Aside from all that, however, the story does a decent job of presenting Diamond in the "more than meets the eye" sort of way. She doesn't come across as one-dimensional, and she also doesn't feel like she loses the entirety of her character for the sake of making her seem sympathetic. The insecurity and uncertainty of Filthy's character has quite a bit of charm, and one could argue that this is as much his story as it is Diamond's. I think if you put the consistency of believable characterization you used for Diamond and Filthy into AJ and Cheerilee and gave a more meaningful role to the CMC, you'd have a simple, touching, optimistic story that's truly akin to a blanket.

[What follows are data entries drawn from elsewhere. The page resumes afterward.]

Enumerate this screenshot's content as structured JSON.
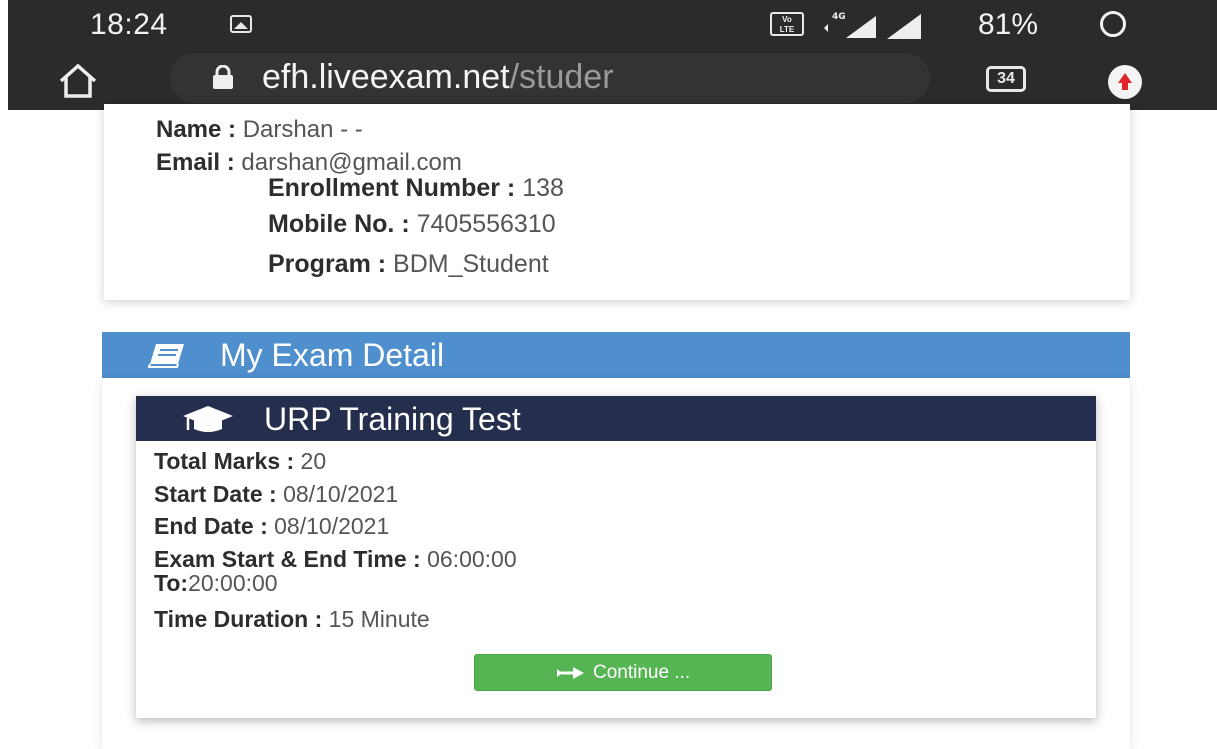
{
  "status_bar": {
    "time": "18:24",
    "network_badge": "VoLTE",
    "network_type": "4G",
    "battery": "81%"
  },
  "browser": {
    "url_domain": "efh.liveexam.net",
    "url_path": "/studer",
    "tab_count": "34"
  },
  "profile": {
    "name_label": "Name :",
    "name_value": "Darshan - -",
    "email_label": "Email :",
    "email_value": "darshan@gmail.com",
    "enrollment_label": "Enrollment Number :",
    "enrollment_value": "138",
    "mobile_label": "Mobile No. :",
    "mobile_value": "7405556310",
    "program_label": "Program :",
    "program_value": "BDM_Student"
  },
  "exam_section": {
    "title": "My Exam Detail",
    "exam": {
      "title": "URP Training Test",
      "total_marks_label": "Total Marks :",
      "total_marks_value": "20",
      "start_date_label": "Start Date :",
      "start_date_value": "08/10/2021",
      "end_date_label": "End Date :",
      "end_date_value": "08/10/2021",
      "time_label": "Exam Start & End Time :",
      "time_start": "06:00:00",
      "time_to_label": "To:",
      "time_end": "20:00:00",
      "duration_label": "Time Duration :",
      "duration_value": "15 Minute",
      "continue_label": "Continue ..."
    }
  },
  "colors": {
    "section_header": "#4f8fcd",
    "exam_header": "#252e4d",
    "continue_button": "#55b553",
    "chrome": "#2b2b2b"
  },
  "icons": [
    "image-icon",
    "volte-icon",
    "signal-4g-icon",
    "signal-icon",
    "battery-icon",
    "home-icon",
    "lock-icon",
    "tabs-icon",
    "update-icon",
    "book-icon",
    "graduation-cap-icon",
    "arrow-right-icon"
  ]
}
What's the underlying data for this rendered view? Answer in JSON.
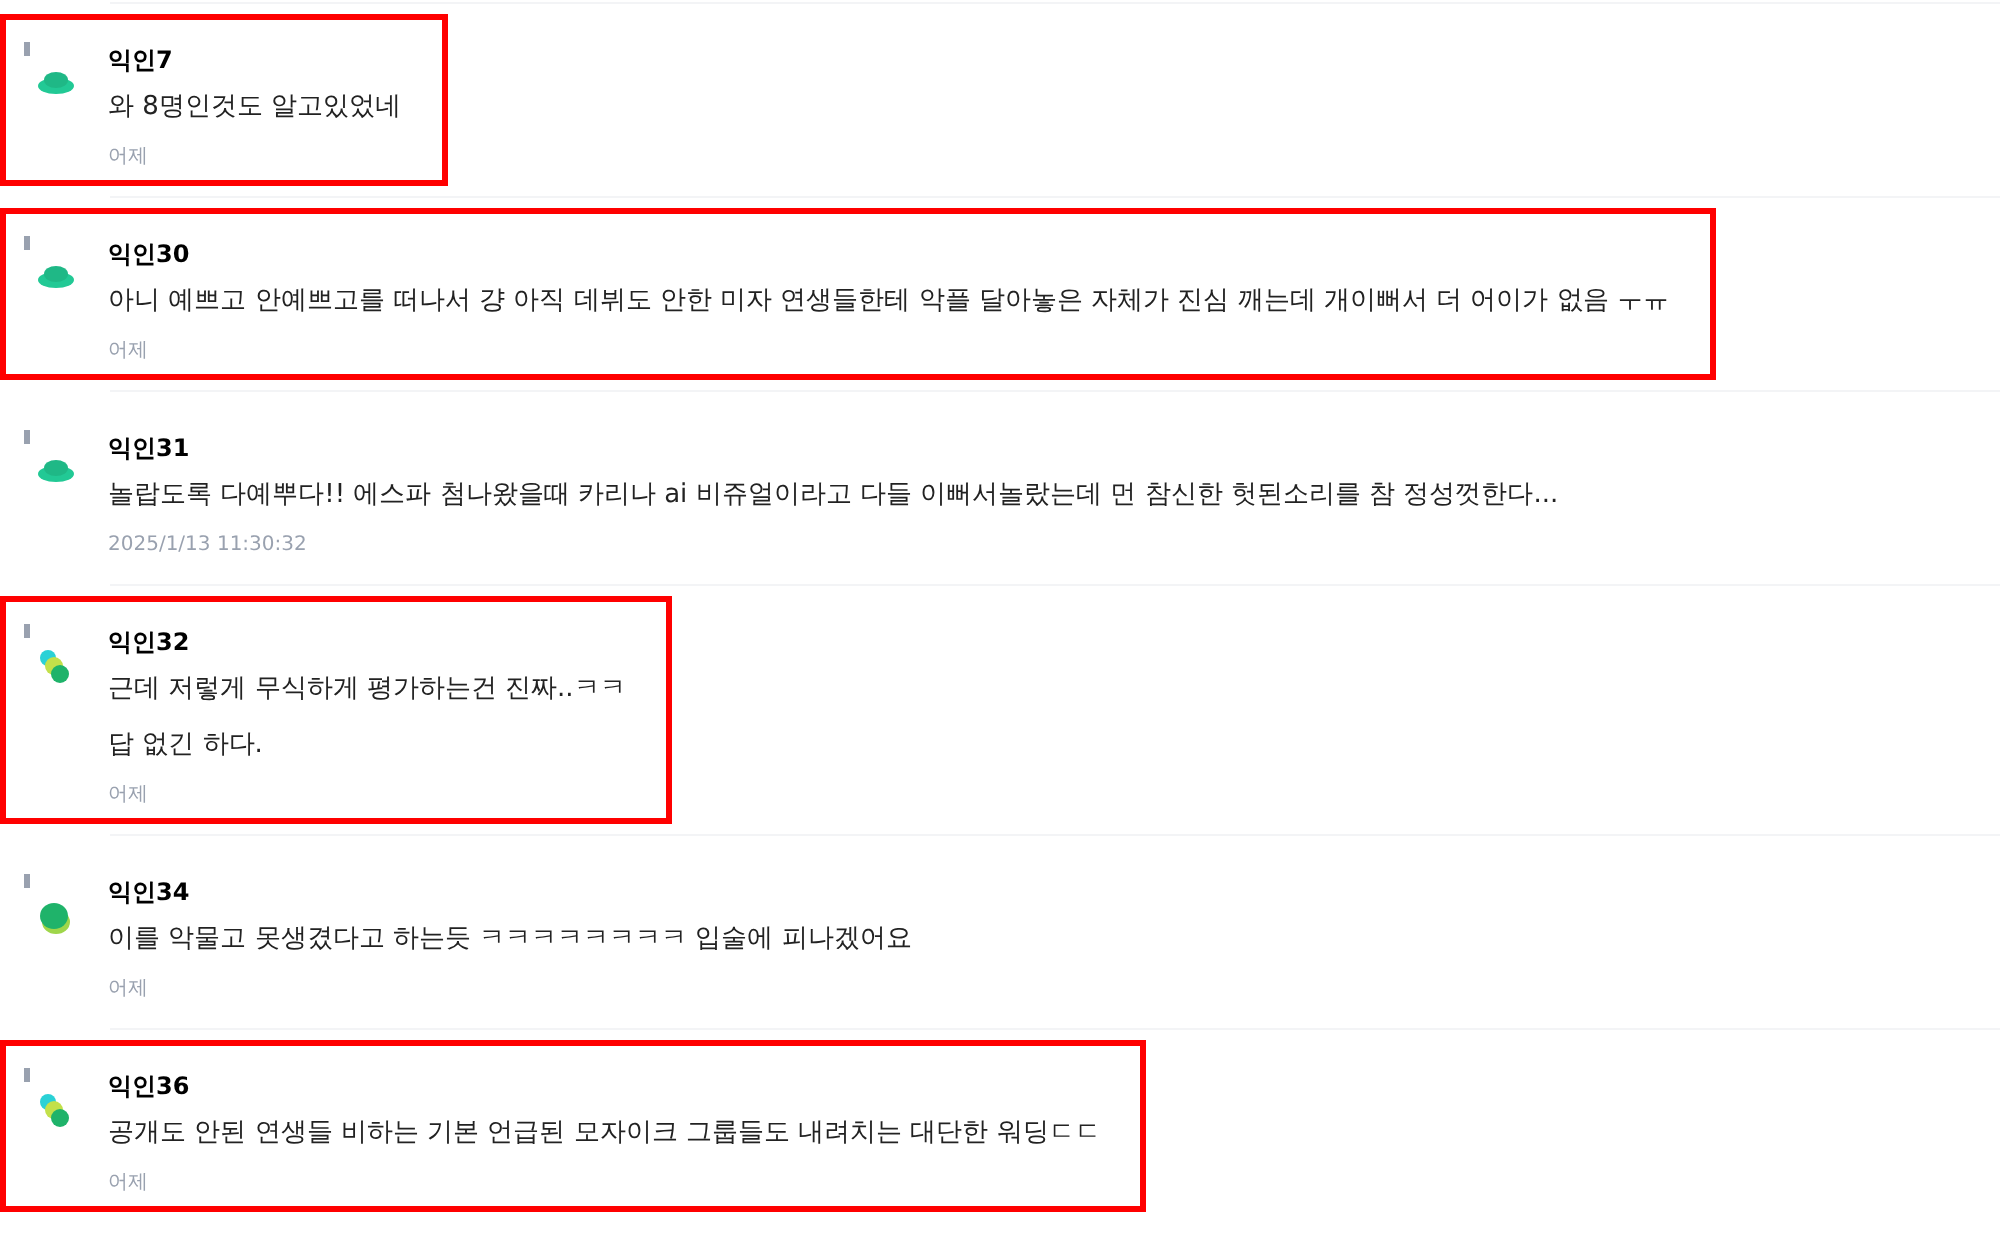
{
  "comments": [
    {
      "author": "익인7",
      "avatar": {
        "kind": "hat"
      },
      "lines": [
        "와 8명인것도 알고있었네"
      ],
      "time": "어제",
      "highlighted": true
    },
    {
      "author": "익인30",
      "avatar": {
        "kind": "hat"
      },
      "lines": [
        "아니 예쁘고 안예쁘고를 떠나서 걍 아직 데뷔도 안한 미자 연생들한테 악플 달아놓은 자체가 진심 깨는데 개이뻐서 더 어이가 없음 ㅜㅠ"
      ],
      "time": "어제",
      "highlighted": true
    },
    {
      "author": "익인31",
      "avatar": {
        "kind": "hat"
      },
      "lines": [
        "놀랍도록 다예뿌다!! 에스파 첨나왔을때 카리나 ai 비쥬얼이라고 다들 이뻐서놀랐는데 먼 참신한 헛된소리를 참 정성껏한다..."
      ],
      "time": "2025/1/13 11:30:32",
      "highlighted": false
    },
    {
      "author": "익인32",
      "avatar": {
        "kind": "dots"
      },
      "lines": [
        "근데 저렇게 무식하게 평가하는건 진짜..ㅋㅋ",
        "답 없긴 하다."
      ],
      "time": "어제",
      "highlighted": true
    },
    {
      "author": "익인34",
      "avatar": {
        "kind": "blob"
      },
      "lines": [
        "이를 악물고 못생겼다고 하는듯 ㅋㅋㅋㅋㅋㅋㅋㅋ 입술에 피나겠어요"
      ],
      "time": "어제",
      "highlighted": false
    },
    {
      "author": "익인36",
      "avatar": {
        "kind": "dots"
      },
      "lines": [
        "공개도 안된 연생들 비하는 기본 언급된 모자이크 그룹들도 내려치는 대단한 워딩ㄷㄷ"
      ],
      "time": "어제",
      "highlighted": true
    }
  ]
}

I'd call this story a marshmallow. It's soft, it's simple, and I've eaten plenty of them before, but its taste is good enough that it makes the experience as a whole enjoyable.

Make the most!

3226140 Thanks for the review, which I think is totally fair.
In the UK, teachers always throw pupils out of the classroom for being unruly, but I suppose that might not gel well with the MLP universe in general. Anyway, thanks for the advice. If I have the time and motivation, I may make some revisions. :)

Hmm... Diamond seems really upset, apparently about a particular comment from the CMC. What was it they said again? ... oh dear. This can't lead anywhere happy.

Honestly, yeah, it could use some polish, as has been mentioned here in the comments. However, I still enjoyed it a lot. Nice work.

I liked it... but I was a little confused about what happend to DT's mom.